The structure of Libra is analogous to the popular Exchange Traded Fund (ETF) model, where unit holders are entitled to the financial returns of a basket of financial assets. The units are tradable on exchanges and a select group of authorised participants are able to create and redeem units using the underlying assets.
As we pointed out in our February 2019 piece, the ETF industry has enjoyed considerable growth in the last decade or so, in particular in the area of fixed income (See figure 1 below). In June 2019, in a bombshell moment for the ETF industry and challenge for the established players such as Blackrock and Vanguard, social media and internet conglomerate Facebook, entered the game. In a direct challenge to Blackrocks’s “iShares Core U.S. Aggregate Bond ETF” (AGG), Facebook announced plans to launch a new ETF, the “Libra ETF”, also focused on fixed income and government bonds.
Figure 1 – Size of the Top Bond ETFs Targeting US Investors – US$ Billion
(Source: BitMEX Research, Bloomberg)
(Note: The chart represents the sum of the market capitalisations of the following bond ETFs: iShares Core U.S. Aggregate Bond ETF, Vanguard Total Bond Market ETF, iShares iBoxx $ Investment Grade Corporate Bond ETF, Vanguard Short-Term Corporate Bond ETF, Vanguard Short-Term Bond ETF, Vanguard Intermediate-Term Corporate Bond ETF, iShares J.P. Morgan USD Emerging Markets Bond ETF, Vanguard Total International Bond ETF, iShares MBS Bond ETF, iShares iBoxx $ High Yield Corporate Bond ETF, PIMCO Enhanced Short Maturity Strategy Fund, Vanguard Intermediate-Term Bond ETF, iShares Short-Term Corporate Bond ETF, SPDR Barclays High Yield Bond ETF, iShares Short Maturity Bond ETF)
Comparing the new ETF structure with the traditional space
In figure 2 below, we have analysed and compared the new innovative Libra ETF to a traditional ETF, Blackrock’s iShares Core US Aggregate Bond ETF (AGG). Our analysis shows that, although the Libra product is new, much of the relevant information, such as transparency of the holdings and frequency of the publication of the NAV, has not yet been disclosed.
The analysis also highlights that Libra may suffer from unnecessary complexity with respect to portfolio management. The fund appears to be managed by the Libra Association, which consists of many entities in multiple industries across the globe. These same entities are responsible for issuing the ETF and the list of companies is set to expand further.
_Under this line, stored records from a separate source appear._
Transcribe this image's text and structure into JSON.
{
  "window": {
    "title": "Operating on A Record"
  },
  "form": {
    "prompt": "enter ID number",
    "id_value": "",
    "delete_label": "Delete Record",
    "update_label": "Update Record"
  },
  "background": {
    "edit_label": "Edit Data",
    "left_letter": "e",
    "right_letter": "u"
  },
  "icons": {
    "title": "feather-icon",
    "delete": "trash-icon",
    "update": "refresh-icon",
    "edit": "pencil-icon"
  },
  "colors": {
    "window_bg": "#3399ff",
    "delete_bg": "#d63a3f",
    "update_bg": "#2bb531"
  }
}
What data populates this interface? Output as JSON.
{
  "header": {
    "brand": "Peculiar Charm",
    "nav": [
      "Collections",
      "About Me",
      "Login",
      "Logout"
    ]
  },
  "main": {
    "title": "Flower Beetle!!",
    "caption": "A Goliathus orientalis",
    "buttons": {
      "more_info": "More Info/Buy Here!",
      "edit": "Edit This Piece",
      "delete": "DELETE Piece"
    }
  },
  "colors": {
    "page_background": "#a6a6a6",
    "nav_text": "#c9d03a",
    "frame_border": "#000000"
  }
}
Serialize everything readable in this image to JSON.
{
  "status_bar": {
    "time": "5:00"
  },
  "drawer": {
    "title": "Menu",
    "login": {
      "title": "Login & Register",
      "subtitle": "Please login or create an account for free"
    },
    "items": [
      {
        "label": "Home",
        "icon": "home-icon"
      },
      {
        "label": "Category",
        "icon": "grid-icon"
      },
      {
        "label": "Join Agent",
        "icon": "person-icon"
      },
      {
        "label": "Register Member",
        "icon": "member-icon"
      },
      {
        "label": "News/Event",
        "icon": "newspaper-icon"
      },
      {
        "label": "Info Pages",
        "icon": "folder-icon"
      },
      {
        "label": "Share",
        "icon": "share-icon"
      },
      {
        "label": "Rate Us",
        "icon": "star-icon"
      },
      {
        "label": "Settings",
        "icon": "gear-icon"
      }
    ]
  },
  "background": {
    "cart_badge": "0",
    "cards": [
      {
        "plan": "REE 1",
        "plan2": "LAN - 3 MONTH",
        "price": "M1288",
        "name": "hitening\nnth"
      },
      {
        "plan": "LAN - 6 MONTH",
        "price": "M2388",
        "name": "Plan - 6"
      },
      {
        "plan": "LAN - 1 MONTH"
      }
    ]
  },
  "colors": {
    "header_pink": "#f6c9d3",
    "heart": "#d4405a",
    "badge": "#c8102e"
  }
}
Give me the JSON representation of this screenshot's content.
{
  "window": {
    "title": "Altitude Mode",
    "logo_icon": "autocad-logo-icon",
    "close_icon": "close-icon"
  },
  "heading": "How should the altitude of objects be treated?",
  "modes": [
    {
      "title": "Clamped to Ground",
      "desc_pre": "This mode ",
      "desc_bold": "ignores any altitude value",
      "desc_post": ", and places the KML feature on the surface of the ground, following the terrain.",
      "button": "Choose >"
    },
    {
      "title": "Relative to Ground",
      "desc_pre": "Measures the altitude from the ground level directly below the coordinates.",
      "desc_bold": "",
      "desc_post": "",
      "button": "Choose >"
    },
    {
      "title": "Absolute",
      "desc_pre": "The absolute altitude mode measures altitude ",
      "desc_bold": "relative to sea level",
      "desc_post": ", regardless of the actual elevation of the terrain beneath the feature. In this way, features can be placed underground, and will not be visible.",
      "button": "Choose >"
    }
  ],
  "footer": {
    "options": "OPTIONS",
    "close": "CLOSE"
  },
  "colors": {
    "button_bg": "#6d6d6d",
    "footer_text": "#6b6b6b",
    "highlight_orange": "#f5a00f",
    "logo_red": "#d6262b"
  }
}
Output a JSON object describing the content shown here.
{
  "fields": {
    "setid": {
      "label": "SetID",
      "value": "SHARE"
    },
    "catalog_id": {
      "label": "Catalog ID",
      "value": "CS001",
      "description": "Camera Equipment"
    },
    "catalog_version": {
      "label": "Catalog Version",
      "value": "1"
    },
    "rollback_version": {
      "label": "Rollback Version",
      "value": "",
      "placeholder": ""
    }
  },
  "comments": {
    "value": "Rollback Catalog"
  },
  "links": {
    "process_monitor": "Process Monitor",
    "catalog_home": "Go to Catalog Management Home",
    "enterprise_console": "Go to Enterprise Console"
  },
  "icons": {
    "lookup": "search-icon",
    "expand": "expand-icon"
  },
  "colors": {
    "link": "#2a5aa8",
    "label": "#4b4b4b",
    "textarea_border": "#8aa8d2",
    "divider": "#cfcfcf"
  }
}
At the same time, the investment mandate is unclear. In contrast Blackrock’s fixed income ETF product has a clear investment mandate, to track the Bloomberg Barclays U.S. Aggregate Bond Index, which is managed independently of the ETF issuer.
Perhaps the most significant disadvantage of the Libra product, is that unit holders do not appear to be entitled to receive the investment income. This contrasts unfavourably with Blackrock’s product, which focuses on an almost identical asset class and has an investment yield of around 2.6%. Defenders of Libra could point out that the expenses need to be covered from somewhere and that the Libra’s expense fee is not yet disclosed. However, the ETF industry is already highly competitive, with Blackrock charging an expense fee of just 0.05%. This expense fee is far lower than the expected investment yield of the product, at around 2.6% and therefore the Libra ETF may not be price competitive, a key potential disadvantage for potential investors.